Despite the findings of the federal report, the researchers show little sign of accepting responsibility for their patient-subjects' difficulties. They sit side by side in Gitlin's small, corner office on the second floor of a medical building at UCLA. Gitlin says he doesn't like the word "regret," because "it's a tricky one." But he does say he feels bad about "what happened globally." He is proud of his work, pleased that he managed to keep the study's hospitalization rate--the rate of extreme relapse--so low, at 10%. For his part, Nuechterlein dismisses the idea that there is a fundamental conflict in being a clinician and a researcher: "We designed and carried out the study, trying to keep the best clinical interests of the patient in mind and at the same time trying to learn as much as we could about the early period of the illness."
The two researchers offer a stark contrast in style and manner. A New Yorker and fast talker, Gitlin, with his frizzy mop of black hair and laconic delivery, exudes an imperious, if gentle, attitude; Nuechterlein's even-pitched voice has the flat-vowelled ring of the Midwest, his contact lenses giving his blue eyes a glassy, almost spacey look.
"You didn't expect to produce relapse?" I ask them.
"We expected relapses," says Gitlin, "because you can't work with schizophrenic patients without having relapses--on medications, off medications or in any other way. So, it is the nature of the beast to have relapses in schizophrenia. In fact, there are sizable relapse rates in the best studies of patients who remain on medications at any point along the way. So, no, we were not trying to create relapses."

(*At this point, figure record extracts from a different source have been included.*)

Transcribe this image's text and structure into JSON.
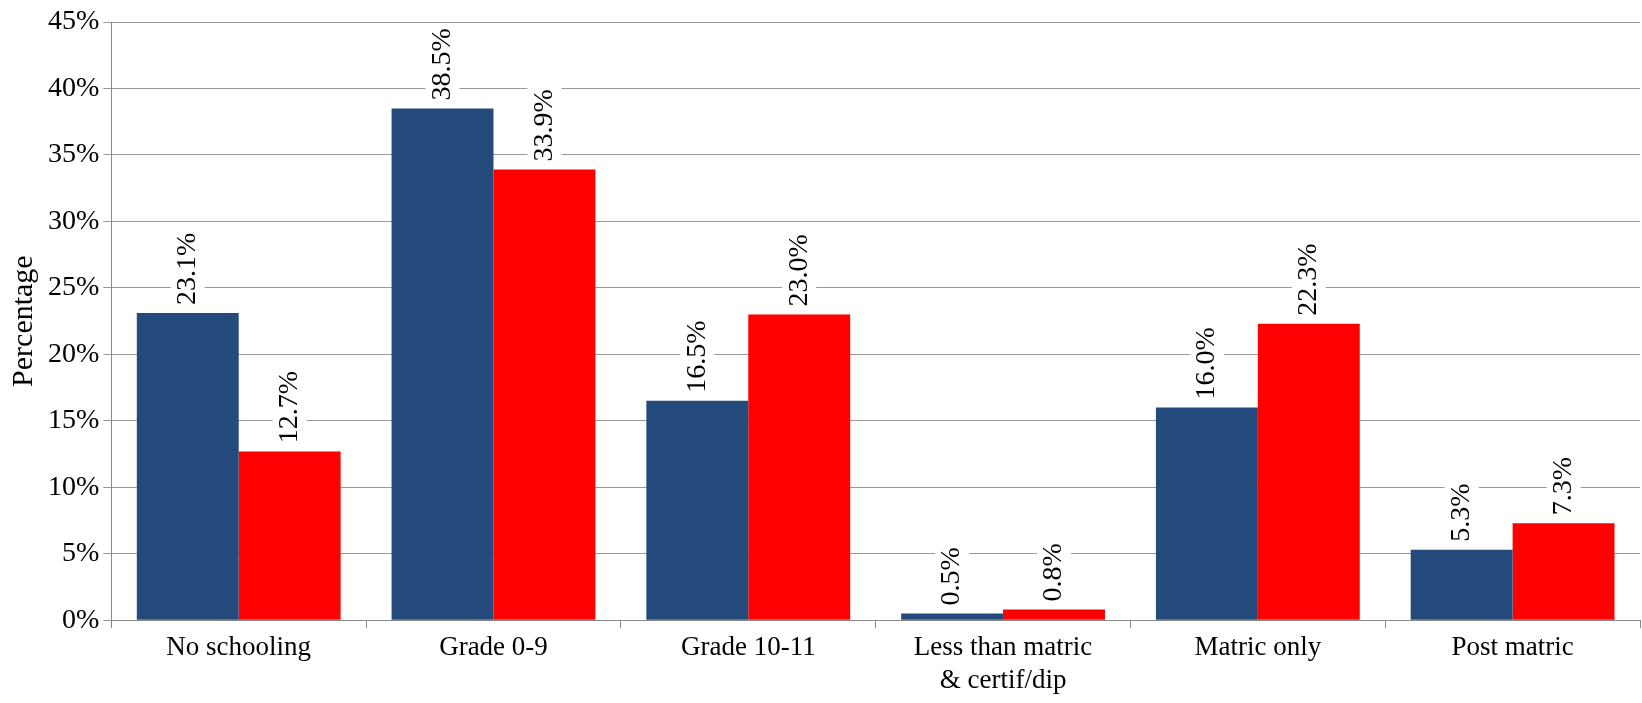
{
  "chart_data": {
    "type": "bar",
    "ylabel": "Percentage",
    "categories": [
      "No schooling",
      "Grade 0-9",
      "Grade 10-11",
      "Less than matric\n& certif/dip",
      "Matric only",
      "Post matric"
    ],
    "series": [
      {
        "color": "#234a7b",
        "values": [
          23.1,
          38.5,
          16.5,
          0.5,
          16.0,
          5.3
        ],
        "value_labels": [
          "23.1%",
          "38.5%",
          "16.5%",
          "0.5%",
          "16.0%",
          "5.3%"
        ]
      },
      {
        "color": "#ff0000",
        "values": [
          12.7,
          33.9,
          23.0,
          0.8,
          22.3,
          7.3
        ],
        "value_labels": [
          "12.7%",
          "33.9%",
          "23.0%",
          "0.8%",
          "22.3%",
          "7.3%"
        ]
      }
    ],
    "ylim": [
      0,
      45
    ],
    "yticks": [
      {
        "value": 0,
        "label": "0%"
      },
      {
        "value": 5,
        "label": "5%"
      },
      {
        "value": 10,
        "label": "10%"
      },
      {
        "value": 15,
        "label": "15%"
      },
      {
        "value": 20,
        "label": "20%"
      },
      {
        "value": 25,
        "label": "25%"
      },
      {
        "value": 30,
        "label": "30%"
      },
      {
        "value": 35,
        "label": "35%"
      },
      {
        "value": 40,
        "label": "40%"
      },
      {
        "value": 45,
        "label": "45%"
      }
    ],
    "grid": "y",
    "legend": false
  }
}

They spend much of their time defending themselves now, in writings and talks. Nuechterlein and Gitlin speak calmly and cogently about their predicament. The researchers know that the public picture of them is that of mad scientists. From their standpoint, if there is a problem it is in the regulation system and they are merely fall guys. On their own behavior, they are adamant.

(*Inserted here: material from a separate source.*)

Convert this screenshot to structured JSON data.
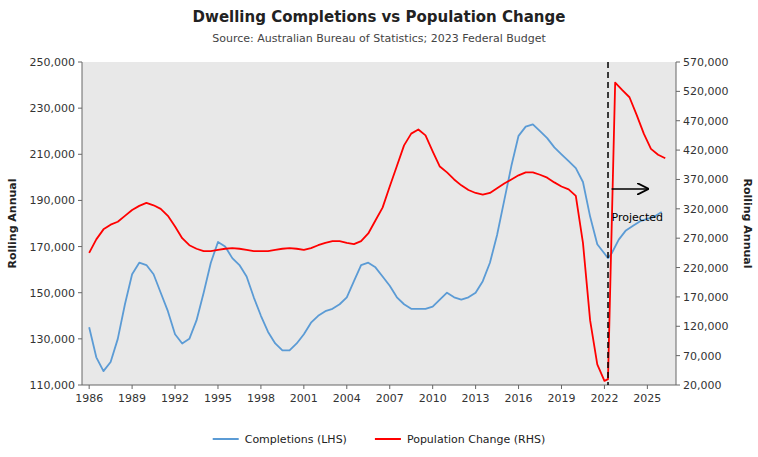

"Do I feel that patients were not adequately informed as to what the study entailed and what the potential risk and benefit was?" Gitlin asks. "No, I feel absolutely clear the patients were and their families were informed, both from the written documents as well as the much more voluminous oral discussions. I feel very genuinely that this is a very ethical, important research project."
Nuechterlein adds that there is no universal agreement as to how much should be written into an informed consent document versus how much is told verbally. "I wish now," he says, "we had tape recordings of the conversations where we provided this information." He says the subjects understood that relapse was part of the process of the disease and were well aware of what it entailed.

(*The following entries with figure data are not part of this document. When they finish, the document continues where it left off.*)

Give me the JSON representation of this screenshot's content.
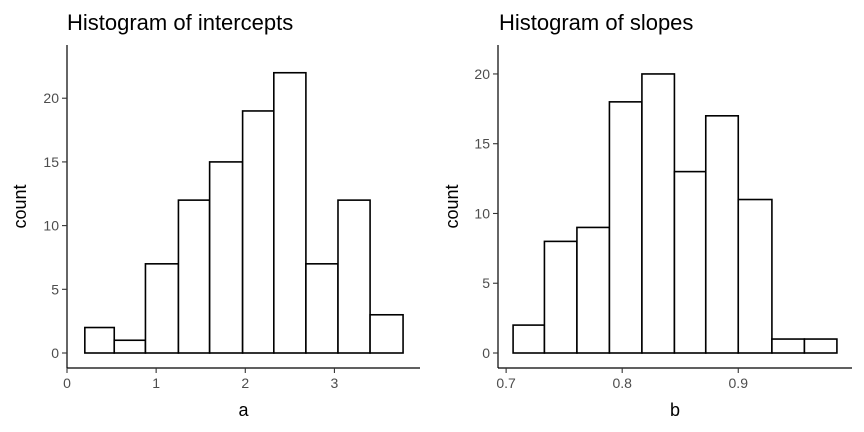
{
  "chart_data": [
    {
      "type": "bar",
      "title": "Histogram of intercepts",
      "xlabel": "a",
      "ylabel": "count",
      "bins": [
        [
          0.2,
          0.53
        ],
        [
          0.53,
          0.88
        ],
        [
          0.88,
          1.25
        ],
        [
          1.25,
          1.6
        ],
        [
          1.6,
          1.97
        ],
        [
          1.97,
          2.32
        ],
        [
          2.32,
          2.68
        ],
        [
          2.68,
          3.04
        ],
        [
          3.04,
          3.4
        ],
        [
          3.4,
          3.77
        ]
      ],
      "values": [
        2,
        1,
        7,
        12,
        15,
        19,
        22,
        7,
        12,
        3
      ],
      "xlim": [
        0,
        3.96
      ],
      "ylim": [
        0,
        23
      ],
      "xticks": [
        0,
        1,
        2,
        3
      ],
      "xtick_labels": [
        "0",
        "1",
        "2",
        "3"
      ],
      "yticks": [
        0,
        5,
        10,
        15,
        20
      ],
      "ytick_labels": [
        "0",
        "5",
        "10",
        "15",
        "20"
      ],
      "grid": false,
      "legend": "none"
    },
    {
      "type": "bar",
      "title": "Histogram of slopes",
      "xlabel": "b",
      "ylabel": "count",
      "bins": [
        [
          0.706,
          0.733
        ],
        [
          0.733,
          0.761
        ],
        [
          0.761,
          0.789
        ],
        [
          0.789,
          0.817
        ],
        [
          0.817,
          0.845
        ],
        [
          0.845,
          0.872
        ],
        [
          0.872,
          0.9
        ],
        [
          0.9,
          0.929
        ],
        [
          0.929,
          0.957
        ],
        [
          0.957,
          0.985
        ]
      ],
      "values": [
        2,
        8,
        9,
        18,
        20,
        13,
        17,
        11,
        1,
        1
      ],
      "xlim": [
        0.693,
        0.998
      ],
      "ylim": [
        0,
        21
      ],
      "xticks": [
        0.7,
        0.8,
        0.9
      ],
      "xtick_labels": [
        "0.7",
        "0.8",
        "0.9"
      ],
      "yticks": [
        0,
        5,
        10,
        15,
        20
      ],
      "ytick_labels": [
        "0",
        "5",
        "10",
        "15",
        "20"
      ],
      "grid": false,
      "legend": "none"
    }
  ]
}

Both researchers sigh deeply when they are asked to offer specifics about the Aller and Lamadrid cases, citing patient confidentiality. They are, in essence, protecting the privacy of the same people making allegations against them. Even though UCLA was still keeping track of Tony Lamadrid, they say that his suicide shouldn't be blamed on the research protocols because it happened more than two years after his active participation in the study. In general, they defend their study as naturalistic, reflecting standard treatment. In the first phase, they were stabilizing patients on antipsychotic drugs as they watched for possible relapse; in the second, they withdrew drugs, as doctors or the patients themselves might, as they tried to avoid the terrible side-effects of the meds.
To interview them is to walk a semantic tightrope. They never intentionally caused severe relapses, they repeat. Rather, they allowed their patient-subjects to suffer milder psychotic exacerbations--a slight increase in paranoia, say. Nuechterlein now says he regrets using terms like "severe" in his published papers and he regrets that in the protocol descriptions he sometimes lumped together exacerbations (which he says would rate a 4 on a 1 to 7 scale) and relapses (which would rate a 6 or 7). They emphasize now that Gitlin, as the treating clinical psychiatrist, had the power to override his patients' involvement in the research if he thought they were too sick to continue. He might pull them, they claim, even if their symptoms weren't as bad as the protocol's withdrawal criteria.